Certo, quasi due ore di durata pesano: The Elixir dilata la fuga e ripete schemi, specie nella seconda metà, dove l’adrenalina si trasforma in resistenza. Alcune sottotrame – il triangolo familiare, la tensione con la matrigna, il passato di Ningsih e Rahman – restano accennate, sacrificate alla corsa contro il tempo. Ma la tensione non cala mai del tutto, e quando il film si lascia andare al puro caos, con corpi che esplodono, pareti che cedono e volti che si sciolgono, tocca una brutalità quasi catartica.

Il cast funziona: Mikha Tambayong cresce nel corso della storia, passando da figlia viziata a sopravvissuta determinata; Eva Celia è magnetica nel ruolo di Karina, una figura ambigua e coraggiosa; Marthino Lio e Dimas Anggara portano carisma e ironia; Donny Damara è spaventoso e tragico nel doppio ruolo di padre e mostro. Tutti, anche i personaggi secondari e gli zombie, contribuiscono a un universo coerente e fisico, dove la fatica e il calore sembrano filtrare dallo schermo.

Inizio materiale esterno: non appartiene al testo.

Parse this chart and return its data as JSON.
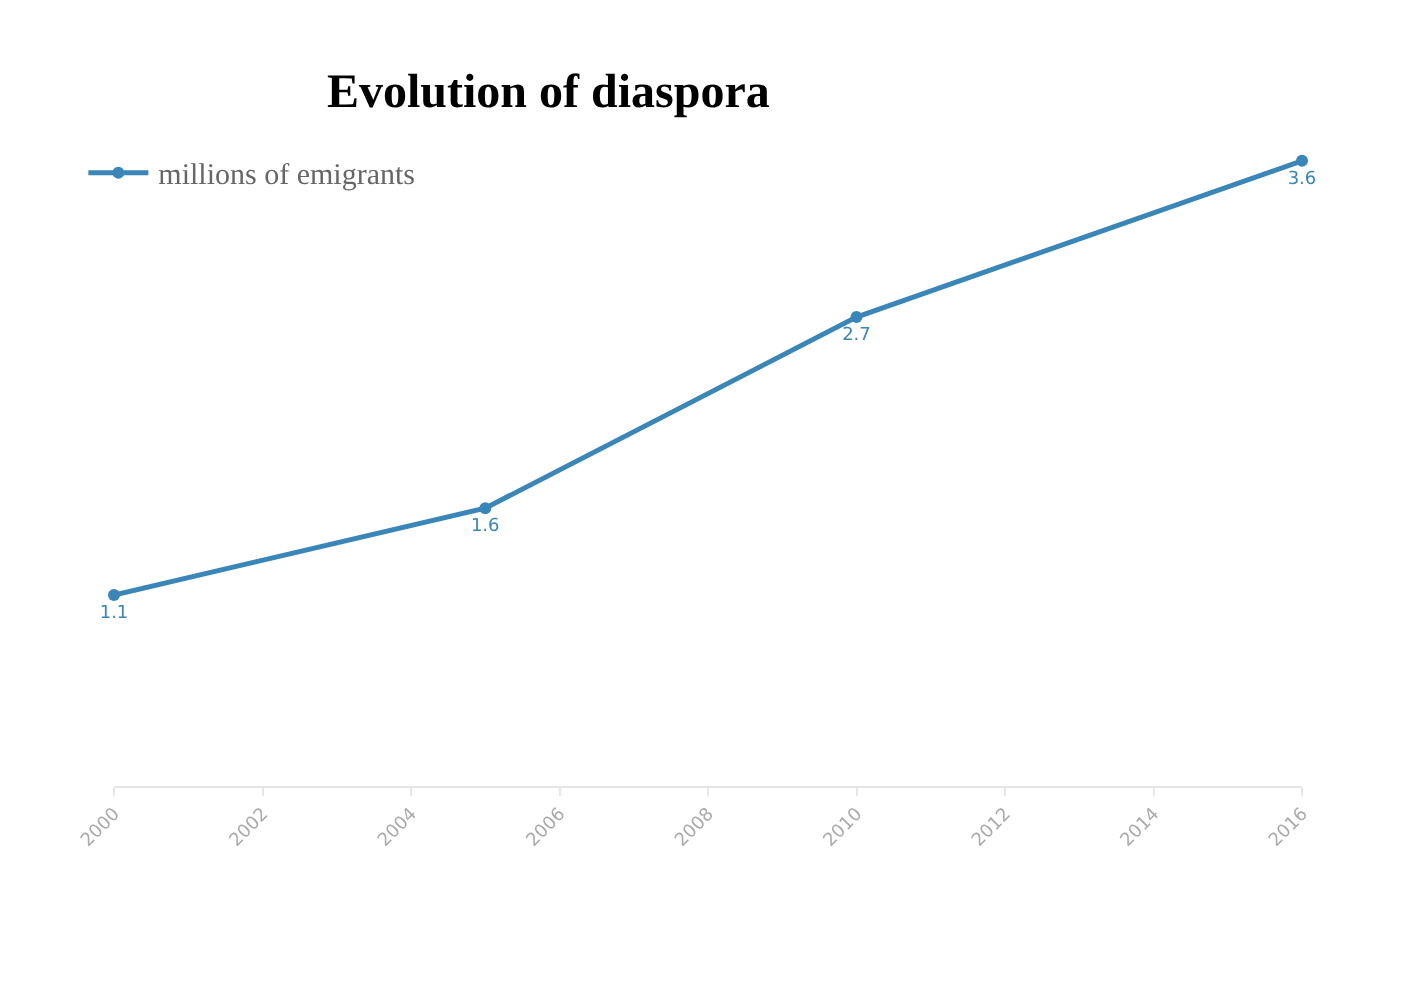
{
  "chart_data": {
    "type": "line",
    "title": "Evolution of diaspora",
    "x": [
      2000,
      2005,
      2010,
      2016
    ],
    "series": [
      {
        "name": "millions of emigrants",
        "color": "#3a86b8",
        "values": [
          1.1,
          1.6,
          2.7,
          3.6
        ]
      }
    ],
    "xlim": [
      2000,
      2016
    ],
    "xticks": [
      2000,
      2002,
      2004,
      2006,
      2008,
      2010,
      2012,
      2014,
      2016
    ],
    "tick_labels": "x",
    "data_labels": true,
    "legend": "top left",
    "marker": "circle",
    "line_style": "solid"
  }
}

In definitiva, The Elixir è un horror che non reinventa, ma perfeziona. Derivativo nei presupposti, ma costruito con mestiere, cuore e una sensibilità locale che lo distingue dai cloni occidentali. È cinema del corpo, della corsa e del collasso, dove il contagio diventa specchio delle ossessioni moderne: l’eterna giovinezza, l’avidità, l’incapacità di comunicare. E se dopo la visione resta addosso più la fisicità del fango che la profondità delle metafore, forse è proprio quello il suo merito: riportare lo zombie movie alla sua essenza materiale, sporca e umana.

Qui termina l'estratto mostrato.